The San Francisco Bay Area housing market is even more competitive (read “expensive”) now than it was in the early 2000s. Buying a home or condo takes a significant cash down payment to meet the more stringent lending requirements. A hefty monthly cash flow is also required to take care of the trappings of ownership…namely property taxes, insurance and then basic living expenses. Home ownership gets expensive. Fast. But I think it’s SO worth it!

First time home ownership is still possible in the Bay Area despite the gloom and doom affordability market data. Sacrifices have to be made and savings goals have to be achieved. Life style choices have to be made too. The process of saving for the first home may take some time and may require renting with a roommate in a less fashionable area to amass cash. Building a monthly and annual budget is a great tool to help analyze where the monthly paycheck goes and decide what changes are to be made to funnel more cash to savings. I highly recommend Alexa von Tobel’s book, “Financially Fearless” to help with building a budget and savings plan.
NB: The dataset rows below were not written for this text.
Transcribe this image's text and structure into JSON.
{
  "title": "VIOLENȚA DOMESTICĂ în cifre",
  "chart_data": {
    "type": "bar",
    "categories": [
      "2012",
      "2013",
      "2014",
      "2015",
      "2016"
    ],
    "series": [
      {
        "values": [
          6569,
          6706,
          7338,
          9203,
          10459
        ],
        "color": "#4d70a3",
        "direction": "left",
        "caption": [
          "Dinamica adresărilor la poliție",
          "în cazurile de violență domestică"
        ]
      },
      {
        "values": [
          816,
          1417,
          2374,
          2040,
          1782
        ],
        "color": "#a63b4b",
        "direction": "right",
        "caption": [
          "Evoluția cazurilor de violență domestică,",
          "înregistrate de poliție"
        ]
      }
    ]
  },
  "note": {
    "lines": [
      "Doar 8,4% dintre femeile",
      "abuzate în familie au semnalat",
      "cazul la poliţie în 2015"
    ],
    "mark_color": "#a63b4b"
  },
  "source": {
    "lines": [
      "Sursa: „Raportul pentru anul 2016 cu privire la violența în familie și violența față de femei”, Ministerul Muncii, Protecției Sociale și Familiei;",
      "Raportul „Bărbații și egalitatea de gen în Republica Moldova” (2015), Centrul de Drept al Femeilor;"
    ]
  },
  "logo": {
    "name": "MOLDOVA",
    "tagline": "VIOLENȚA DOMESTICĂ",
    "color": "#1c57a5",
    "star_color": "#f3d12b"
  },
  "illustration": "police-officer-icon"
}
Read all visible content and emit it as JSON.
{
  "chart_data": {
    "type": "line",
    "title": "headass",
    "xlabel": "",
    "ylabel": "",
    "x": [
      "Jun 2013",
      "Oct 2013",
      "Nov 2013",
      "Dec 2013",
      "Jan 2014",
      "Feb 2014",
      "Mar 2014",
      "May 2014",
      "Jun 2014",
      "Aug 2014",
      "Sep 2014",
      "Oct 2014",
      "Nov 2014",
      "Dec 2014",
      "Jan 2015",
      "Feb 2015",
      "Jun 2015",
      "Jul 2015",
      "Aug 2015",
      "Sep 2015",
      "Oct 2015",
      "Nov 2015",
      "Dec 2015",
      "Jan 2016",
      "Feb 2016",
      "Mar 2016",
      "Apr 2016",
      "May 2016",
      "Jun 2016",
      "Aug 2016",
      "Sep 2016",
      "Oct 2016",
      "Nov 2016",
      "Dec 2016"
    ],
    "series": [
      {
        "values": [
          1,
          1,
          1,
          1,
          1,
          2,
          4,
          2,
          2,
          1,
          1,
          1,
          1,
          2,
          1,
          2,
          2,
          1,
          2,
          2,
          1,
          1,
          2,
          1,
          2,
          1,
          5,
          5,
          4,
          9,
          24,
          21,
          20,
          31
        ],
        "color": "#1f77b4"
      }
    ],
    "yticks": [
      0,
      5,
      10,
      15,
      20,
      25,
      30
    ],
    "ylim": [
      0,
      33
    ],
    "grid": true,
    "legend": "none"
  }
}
Buying what type of house and in what neighborhood will also be defined by company stock performance and salary compensation. People make a lot of money in the Bay Area. However, how well one manages money will play a key role in the home purchasing power of the individual. Keep in mind that most first time home buyers will NOT be able to buy a home in a top neighborhood. Be OK with that. Buy what you can afford in the best neighborhood possible. How this is done will be discussed in future posts. Start small and gain equity to then move up to the next house/neighborhood. This is all very possible. It takes time, commitment and money management. I did it. So can you.